Ça gaze ? [sa ɡaːz ?]

Fig. A. L’As des As. 1915.

[sa ɡaːz ?] (form. interr. AÉRO.)

La richesse de la langue française est infinie, autant que sa complexité.

Ainsi, trois lettres, g-a-z, offrent-elles non seulement un impressionnant rapport points / occupation de l’espace lorsqu’elles sont judicieusement placées au Scrabble® mais, de plus, conduisent à moult développements sémantiques.

Le verbe gazer dont il sera question aujourd’hui n’est pas celui employé par Monsieur de Balzac.

Le savant ne confondra donc pas le balzacien gazer, au sens de dissimuler tout en suggérant (sous-entendu : sous un voile de gaze, elle-même peut-être venue de la ville de Gaza, mais cela est une autre histoire) avec le verbe gazer de cette question surannée, ça gaze ?

Autre piège à éviter, confondre le verbe transitif, gazer, avec le verbe intransitif, gazer, de l’expression ça gaze ? Ce que le vulgaire ne fait que trop souvent, hélas, soit par paresse de l’esprit, soit parce que ces deux acceptions sont nées pendant la guerre surannée de 1914-1918.

Pourtant, ça gaze ? n’a rien à voir avec l’action de gazer l’ennemi au combat, activité très en vogue en cette période où l’on construisait l’Europe un peu à la manière d’une boucherie sans caméras de vidéo-surveillance.

En ces mêmes temps où les poilus préparaient le terrain de la future itinérance mémorielle que l’on sait, l’aviation connaissait ses premiers succès industriels tout autant qu’assassins. Les héros qui firent la fierté des deux camps – celui de la liberté triomphante et celui de l’obscurantisme boche – volaient dans leurs fragiles biplans au-dessus des tranchées pour y déposer quelques bombes, faire des repérages ou encore mitrailler l’avion d’en face. Autant de scènes admirables qui ont été décrites dans le documentaire bien connu de Gérard Oury avec Jean-Paul Belmondo, L’As des As.

C’est à cette époque que les pilotes ont dû, pour la première fois, « mettre les gaz ». Si le pilote ne met pas les gaz, l’avion ne décolle pas. Il existe une copieuse littérature de la science aéronautique qui décrit le phénomène.

Puis, pour tromper l’ennui quand ils revenaient sur terre – et n’avaient pas été abattus par le boche – ils voulurent mettre les gaz dans leur vie terrestre comme ils le faisaient dans leurs avions.
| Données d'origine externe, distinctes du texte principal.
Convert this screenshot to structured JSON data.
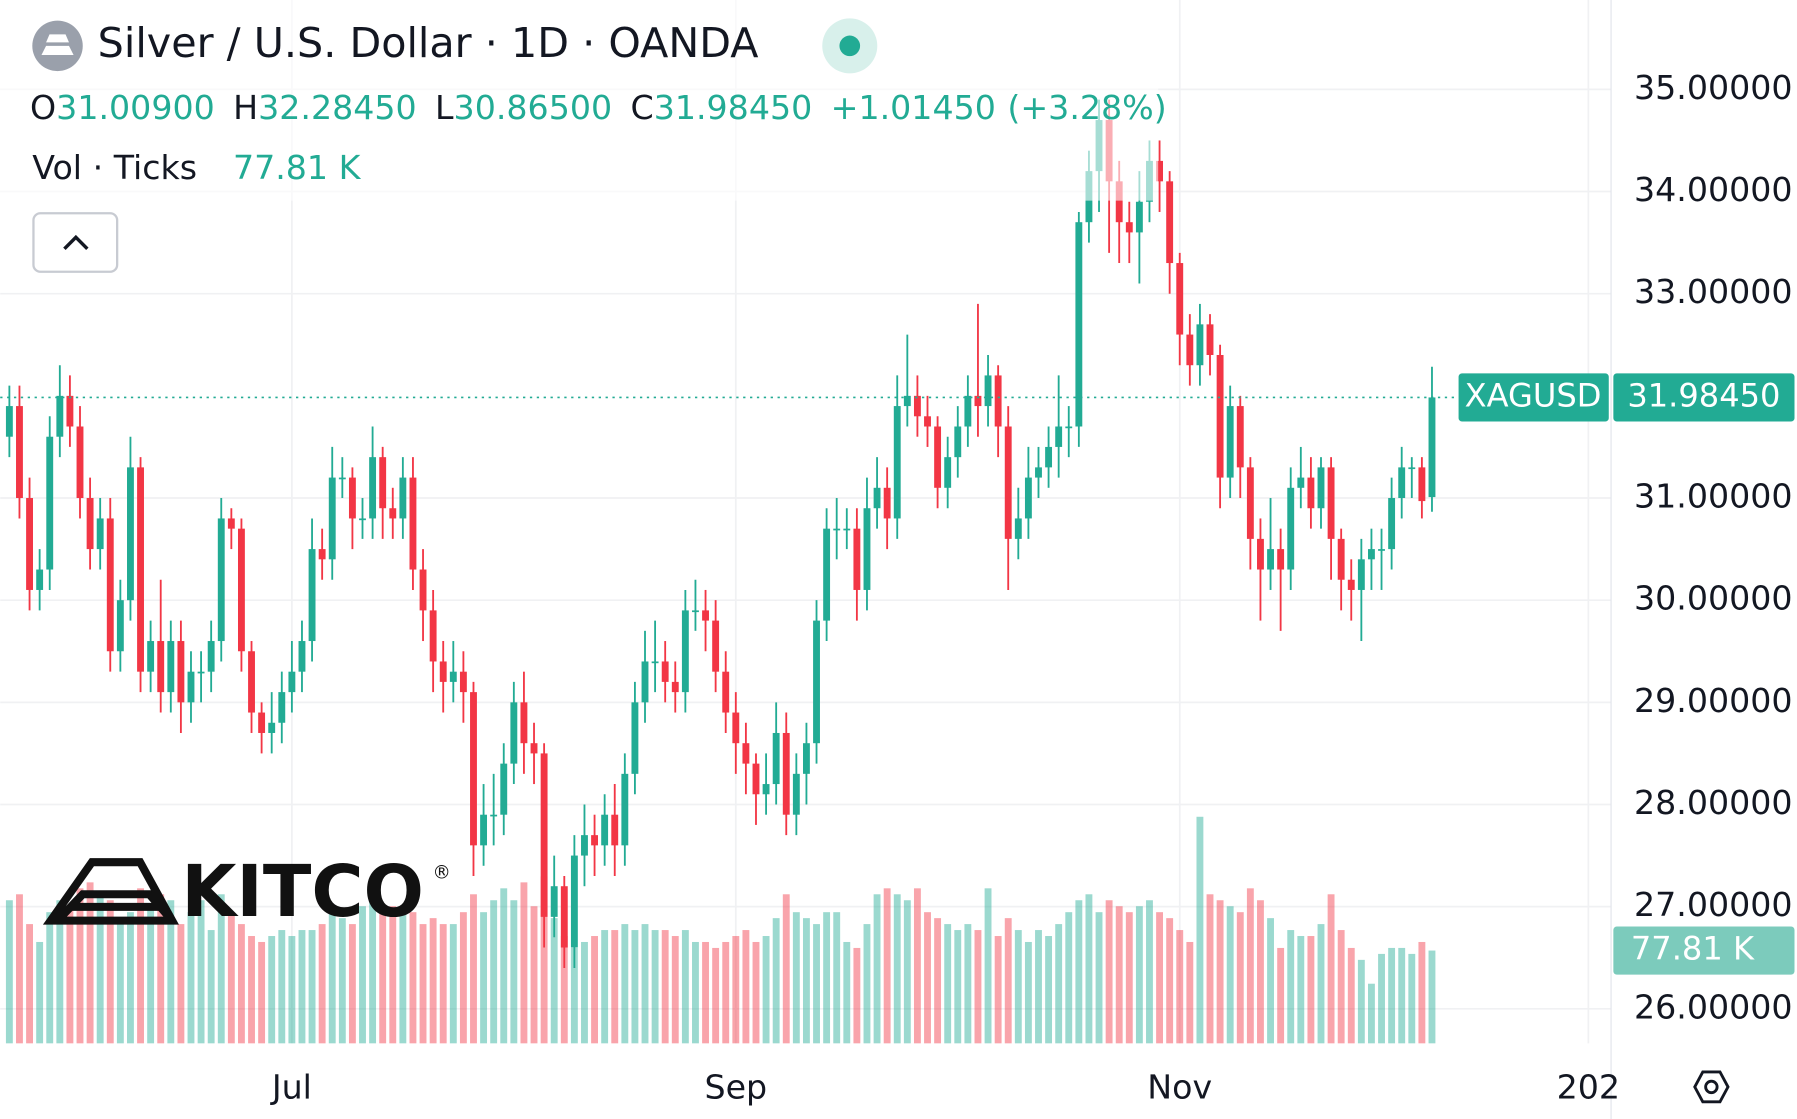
{
  "chart_data": {
    "type": "candlestick",
    "title": "Silver / U.S. Dollar · 1D · OANDA",
    "ohlc_legend": [
      {
        "key": "O",
        "value": "31.00900"
      },
      {
        "key": "H",
        "value": "32.28450"
      },
      {
        "key": "L",
        "value": "30.86500"
      },
      {
        "key": "C",
        "value": "31.98450"
      }
    ],
    "change": "+1.01450",
    "change_pct": "(+3.28%)",
    "volume_name": "Vol · Ticks",
    "last_volume": {
      "value": 77.81,
      "label": "77.81 K"
    },
    "last_price": {
      "symbol": "XAGUSD",
      "value": 31.9845,
      "label": "31.98450"
    },
    "logo": {
      "name": "KITCO",
      "mark": "®"
    },
    "colors": {
      "up": "#22ab94",
      "down": "#f23645"
    },
    "ylim": [
      25.662,
      35.875
    ],
    "yticks": [
      {
        "value": 26,
        "label": "26.00000"
      },
      {
        "value": 27,
        "label": "27.00000"
      },
      {
        "value": 28,
        "label": "28.00000"
      },
      {
        "value": 29,
        "label": "29.00000"
      },
      {
        "value": 30,
        "label": "30.00000"
      },
      {
        "value": 31,
        "label": "31.00000"
      },
      {
        "value": 33,
        "label": "33.00000"
      },
      {
        "value": 34,
        "label": "34.00000"
      },
      {
        "value": 35,
        "label": "35.00000"
      }
    ],
    "xticks": [
      {
        "value": 28,
        "label": "Jul"
      },
      {
        "value": 72,
        "label": "Sep"
      },
      {
        "value": 116,
        "label": "Nov"
      },
      {
        "value": 156.5,
        "label": "202"
      }
    ],
    "grid": true,
    "open": [
      31.6,
      31.9,
      31.0,
      30.1,
      30.3,
      31.6,
      32.0,
      31.7,
      31.0,
      30.5,
      30.8,
      29.5,
      30.0,
      31.3,
      29.3,
      29.6,
      29.1,
      29.6,
      29.0,
      29.3,
      29.3,
      29.6,
      30.8,
      30.7,
      29.5,
      28.9,
      28.7,
      28.8,
      29.1,
      29.3,
      29.6,
      30.5,
      30.4,
      31.2,
      31.2,
      30.8,
      30.8,
      31.4,
      30.9,
      30.8,
      31.2,
      30.3,
      29.9,
      29.4,
      29.2,
      29.3,
      29.1,
      27.6,
      27.9,
      27.9,
      28.4,
      29.0,
      28.6,
      28.5,
      26.9,
      27.2,
      26.6,
      27.5,
      27.7,
      27.6,
      27.9,
      27.6,
      28.3,
      29.0,
      29.4,
      29.4,
      29.2,
      29.1,
      29.9,
      29.9,
      29.8,
      29.3,
      28.9,
      28.6,
      28.4,
      28.1,
      28.2,
      28.7,
      27.9,
      28.3,
      28.6,
      29.8,
      30.7,
      30.7,
      30.7,
      30.1,
      30.9,
      31.1,
      30.8,
      31.9,
      32.0,
      31.8,
      31.7,
      31.1,
      31.4,
      31.7,
      32.0,
      31.9,
      32.2,
      31.7,
      30.6,
      30.8,
      31.2,
      31.3,
      31.5,
      31.7,
      31.7,
      33.7,
      34.2,
      34.7,
      34.1,
      33.7,
      33.6,
      33.9,
      34.3,
      34.1,
      33.3,
      32.6,
      32.3,
      32.7,
      32.4,
      31.2,
      31.9,
      31.3,
      30.6,
      30.3,
      30.5,
      30.3,
      31.1,
      31.2,
      30.9,
      31.3,
      30.6,
      30.2,
      30.1,
      30.4,
      30.5,
      30.5,
      31.0,
      31.3,
      31.3,
      31.009
    ],
    "high": [
      32.1,
      32.1,
      31.2,
      30.5,
      31.8,
      32.3,
      32.2,
      31.9,
      31.2,
      31.0,
      31.0,
      30.2,
      31.6,
      31.4,
      29.8,
      30.2,
      29.8,
      29.8,
      29.5,
      29.5,
      29.8,
      31.0,
      30.9,
      30.8,
      29.6,
      29.0,
      29.1,
      29.3,
      29.6,
      29.8,
      30.8,
      30.7,
      31.5,
      31.4,
      31.3,
      31.0,
      31.7,
      31.5,
      31.1,
      31.4,
      31.4,
      30.5,
      30.1,
      29.6,
      29.6,
      29.5,
      29.2,
      28.2,
      28.3,
      28.6,
      29.2,
      29.3,
      28.8,
      28.6,
      27.5,
      27.3,
      27.7,
      28.0,
      27.9,
      28.1,
      28.2,
      28.5,
      29.2,
      29.7,
      29.8,
      29.6,
      29.4,
      30.1,
      30.2,
      30.1,
      30.0,
      29.5,
      29.1,
      28.8,
      28.5,
      28.5,
      29.0,
      28.9,
      28.5,
      28.8,
      30.0,
      30.9,
      31.0,
      30.9,
      30.9,
      31.2,
      31.4,
      31.3,
      32.2,
      32.6,
      32.2,
      32.0,
      31.8,
      31.6,
      31.9,
      32.2,
      32.9,
      32.4,
      32.3,
      31.9,
      31.1,
      31.5,
      31.5,
      31.7,
      32.2,
      31.9,
      33.8,
      34.4,
      34.9,
      34.9,
      34.3,
      33.9,
      34.2,
      34.5,
      34.5,
      34.2,
      33.4,
      32.8,
      32.9,
      32.8,
      32.5,
      32.1,
      32.0,
      31.4,
      30.8,
      31.0,
      30.7,
      31.3,
      31.5,
      31.4,
      31.4,
      31.4,
      30.7,
      30.4,
      30.6,
      30.7,
      30.7,
      31.2,
      31.5,
      31.4,
      31.4,
      32.2845
    ],
    "low": [
      31.4,
      30.8,
      29.9,
      29.9,
      30.1,
      31.4,
      31.5,
      30.8,
      30.3,
      30.3,
      29.3,
      29.3,
      29.8,
      29.1,
      29.1,
      28.9,
      28.9,
      28.7,
      28.8,
      29.0,
      29.1,
      29.4,
      30.5,
      29.3,
      28.7,
      28.5,
      28.5,
      28.6,
      28.9,
      29.1,
      29.4,
      30.2,
      30.2,
      31.0,
      30.5,
      30.6,
      30.6,
      30.6,
      30.6,
      30.6,
      30.1,
      29.6,
      29.1,
      28.9,
      29.0,
      28.8,
      27.3,
      27.4,
      27.6,
      27.7,
      28.2,
      28.3,
      28.2,
      26.6,
      26.7,
      26.4,
      26.4,
      27.2,
      27.3,
      27.4,
      27.3,
      27.4,
      28.1,
      28.8,
      29.1,
      29.0,
      28.9,
      28.9,
      29.7,
      29.5,
      29.1,
      28.7,
      28.3,
      28.1,
      27.8,
      27.9,
      28.0,
      27.7,
      27.7,
      28.0,
      28.4,
      29.6,
      30.4,
      30.5,
      29.8,
      29.9,
      30.7,
      30.5,
      30.6,
      31.7,
      31.6,
      31.5,
      30.9,
      30.9,
      31.2,
      31.5,
      31.6,
      31.7,
      31.4,
      30.1,
      30.4,
      30.6,
      31.0,
      31.1,
      31.2,
      31.4,
      31.5,
      33.5,
      33.8,
      33.4,
      33.3,
      33.3,
      33.1,
      33.7,
      33.8,
      33.0,
      32.3,
      32.1,
      32.1,
      32.2,
      30.9,
      31.0,
      31.0,
      30.3,
      29.8,
      30.1,
      29.7,
      30.1,
      30.9,
      30.7,
      30.7,
      30.2,
      29.9,
      29.8,
      29.6,
      30.1,
      30.1,
      30.3,
      30.8,
      31.0,
      30.8,
      30.865
    ],
    "close": [
      31.9,
      31.0,
      30.1,
      30.3,
      31.6,
      32.0,
      31.7,
      31.0,
      30.5,
      30.8,
      29.5,
      30.0,
      31.3,
      29.3,
      29.6,
      29.1,
      29.6,
      29.0,
      29.3,
      29.3,
      29.6,
      30.8,
      30.7,
      29.5,
      28.9,
      28.7,
      28.8,
      29.1,
      29.3,
      29.6,
      30.5,
      30.4,
      31.2,
      31.2,
      30.8,
      30.8,
      31.4,
      30.9,
      30.8,
      31.2,
      30.3,
      29.9,
      29.4,
      29.2,
      29.3,
      29.1,
      27.6,
      27.9,
      27.9,
      28.4,
      29.0,
      28.6,
      28.5,
      26.9,
      27.2,
      26.6,
      27.5,
      27.7,
      27.6,
      27.9,
      27.6,
      28.3,
      29.0,
      29.4,
      29.4,
      29.2,
      29.1,
      29.9,
      29.9,
      29.8,
      29.3,
      28.9,
      28.6,
      28.4,
      28.1,
      28.2,
      28.7,
      27.9,
      28.3,
      28.6,
      29.8,
      30.7,
      30.7,
      30.7,
      30.1,
      30.9,
      31.1,
      30.8,
      31.9,
      32.0,
      31.8,
      31.7,
      31.1,
      31.4,
      31.7,
      32.0,
      31.9,
      32.2,
      31.7,
      30.6,
      30.8,
      31.2,
      31.3,
      31.5,
      31.7,
      31.7,
      33.7,
      34.2,
      34.7,
      34.1,
      33.7,
      33.6,
      33.9,
      34.3,
      34.1,
      33.3,
      32.6,
      32.3,
      32.7,
      32.4,
      31.2,
      31.9,
      31.3,
      30.6,
      30.3,
      30.5,
      30.3,
      31.1,
      31.2,
      30.9,
      31.3,
      30.6,
      30.2,
      30.1,
      30.4,
      30.5,
      30.5,
      31.0,
      31.3,
      31.3,
      30.97,
      31.9845
    ],
    "volume": [
      120,
      125,
      100,
      85,
      110,
      120,
      115,
      130,
      135,
      125,
      120,
      105,
      110,
      130,
      115,
      125,
      120,
      100,
      110,
      120,
      95,
      125,
      110,
      100,
      90,
      85,
      90,
      95,
      90,
      95,
      95,
      100,
      110,
      105,
      100,
      115,
      120,
      110,
      115,
      115,
      110,
      100,
      105,
      100,
      100,
      110,
      125,
      110,
      120,
      130,
      120,
      135,
      115,
      140,
      105,
      90,
      80,
      85,
      90,
      95,
      95,
      100,
      95,
      100,
      95,
      95,
      90,
      95,
      85,
      85,
      80,
      85,
      90,
      95,
      85,
      90,
      105,
      125,
      110,
      105,
      100,
      110,
      110,
      85,
      80,
      100,
      125,
      130,
      125,
      120,
      130,
      110,
      105,
      100,
      95,
      100,
      95,
      130,
      90,
      105,
      95,
      85,
      95,
      90,
      100,
      110,
      120,
      125,
      110,
      120,
      115,
      110,
      115,
      120,
      110,
      105,
      95,
      85,
      190,
      125,
      120,
      115,
      110,
      130,
      120,
      105,
      80,
      95,
      90,
      90,
      100,
      125,
      95,
      80,
      70,
      50,
      75,
      80,
      80,
      75,
      85,
      77.81
    ]
  }
}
D’où cette interpellation de leurs coreligionnaires : « Alors Roger ? Tu as mis les gaz ? » (en supposant que ledit coreligionnaire se prénommât Roger), qui fut bien vite raccourci par l’usage en un joyeux « Alors Roger ? Ça gaze ? » (verbe intransitif, ça va de soi).
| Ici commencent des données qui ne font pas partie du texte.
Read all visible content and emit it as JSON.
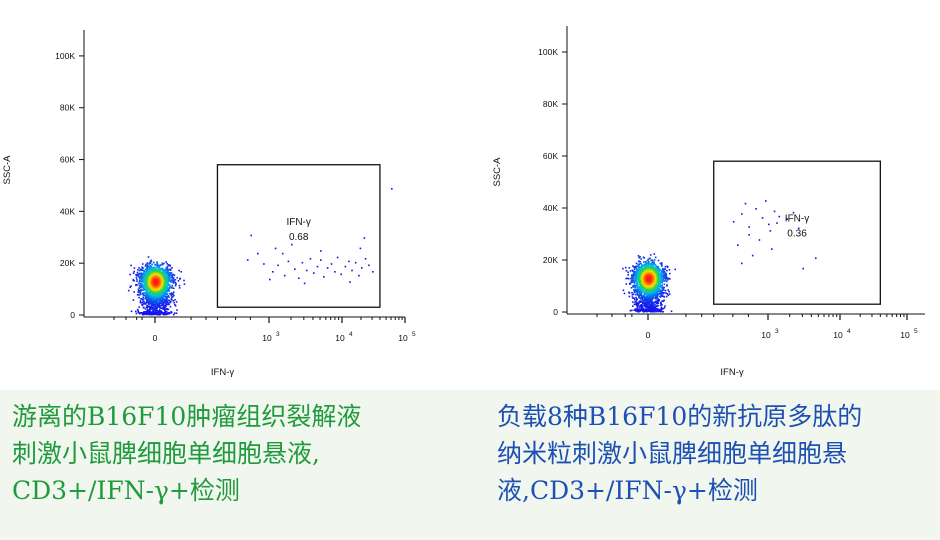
{
  "colors": {
    "caption_left": "#1f9a3d",
    "caption_right": "#1e50b4",
    "gate": "#111111",
    "density_low": "#1010ee",
    "density_high": "#ff1a10"
  },
  "captions": {
    "left": {
      "line1": "游离的B16F10肿瘤组织裂解液",
      "line2": "刺激小鼠脾细胞单细胞悬液,",
      "line3": "CD3+/IFN-γ+检测"
    },
    "right": {
      "line1": "负载8种B16F10的新抗原多肽的",
      "line2": "纳米粒刺激小鼠脾细胞单细胞悬",
      "line3": "液,CD3+/IFN-γ+检测"
    }
  },
  "chart_data": [
    {
      "type": "scatter",
      "title": "",
      "xlabel": "IFN-γ",
      "ylabel": "SSC-A",
      "x_scale": "biexponential",
      "x_ticks": [
        "0",
        "10^3",
        "10^4",
        "10^5"
      ],
      "y_ticks": [
        "0",
        "20K",
        "40K",
        "60K",
        "80K",
        "100K"
      ],
      "ylim": [
        0,
        110000
      ],
      "gate": {
        "label": "IFN-γ",
        "value": "0.68",
        "x_range": [
          300,
          40000
        ],
        "y_range": [
          3000,
          58000
        ]
      },
      "population": {
        "x_center": 0,
        "y_center": 13000,
        "y_max": 52000
      },
      "gated_events": [
        [
          900,
          20000
        ],
        [
          1100,
          17000
        ],
        [
          1300,
          19500
        ],
        [
          1600,
          15500
        ],
        [
          1800,
          21000
        ],
        [
          2200,
          18000
        ],
        [
          2500,
          14500
        ],
        [
          2800,
          20500
        ],
        [
          3200,
          17500
        ],
        [
          3600,
          22000
        ],
        [
          4000,
          16500
        ],
        [
          4500,
          19000
        ],
        [
          5000,
          21500
        ],
        [
          5500,
          15000
        ],
        [
          6200,
          18500
        ],
        [
          7000,
          20000
        ],
        [
          7800,
          17000
        ],
        [
          8500,
          22500
        ],
        [
          9500,
          16000
        ],
        [
          11000,
          19000
        ],
        [
          12500,
          21000
        ],
        [
          14000,
          17500
        ],
        [
          16000,
          20500
        ],
        [
          18000,
          15500
        ],
        [
          20000,
          18500
        ],
        [
          23000,
          22000
        ],
        [
          26000,
          19500
        ],
        [
          30000,
          17000
        ],
        [
          1200,
          26000
        ],
        [
          1500,
          24000
        ],
        [
          2000,
          27500
        ],
        [
          700,
          31000
        ],
        [
          5000,
          25000
        ],
        [
          19000,
          26000
        ],
        [
          22000,
          30000
        ],
        [
          800,
          24000
        ],
        [
          650,
          21500
        ],
        [
          1000,
          14000
        ],
        [
          3000,
          12500
        ],
        [
          13000,
          13000
        ],
        [
          60000,
          49000
        ]
      ]
    },
    {
      "type": "scatter",
      "title": "",
      "xlabel": "IFN-γ",
      "ylabel": "SSC-A",
      "x_scale": "biexponential",
      "x_ticks": [
        "0",
        "10^3",
        "10^4",
        "10^5"
      ],
      "y_ticks": [
        "0",
        "20K",
        "40K",
        "60K",
        "80K",
        "100K"
      ],
      "ylim": [
        0,
        110000
      ],
      "gate": {
        "label": "IFN-γ",
        "value": "0.36",
        "x_range": [
          300,
          40000
        ],
        "y_range": [
          3000,
          58000
        ]
      },
      "population": {
        "x_center": 0,
        "y_center": 13000,
        "y_max": 48000
      },
      "gated_events": [
        [
          500,
          35000
        ],
        [
          600,
          38000
        ],
        [
          700,
          33000
        ],
        [
          800,
          40000
        ],
        [
          900,
          36500
        ],
        [
          1000,
          34000
        ],
        [
          1200,
          39000
        ],
        [
          1400,
          37000
        ],
        [
          700,
          30000
        ],
        [
          850,
          28000
        ],
        [
          1050,
          31500
        ],
        [
          550,
          26000
        ],
        [
          650,
          42000
        ],
        [
          950,
          43000
        ],
        [
          1300,
          34500
        ],
        [
          1800,
          36000
        ],
        [
          2200,
          38500
        ],
        [
          2600,
          32500
        ],
        [
          750,
          22000
        ],
        [
          1100,
          24500
        ],
        [
          3000,
          17000
        ],
        [
          600,
          19000
        ],
        [
          4500,
          21000
        ]
      ]
    }
  ]
}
Une expression réservée donc aux premiers temps surannés à des spécialistes, avant qu’elle ne se répande dans le bon peuple, puis d’être supplantée par le plus primesautier ça boume ? dont le caractère suranné a déjà été démontré avec la rigueur qui sied céans.

L’usage de ça gaze ? fut hélas toujours pollué par le verbe transitif homophone ; quand Pierre Laval demandait à ses collaborateurs « Alors, ça gaze ? », ceux-ci lui répondaient invariablement en rendant compte de leurs travaux pour l’élaboration d’une solution finale franco-allemande à la question juive et quelques autres.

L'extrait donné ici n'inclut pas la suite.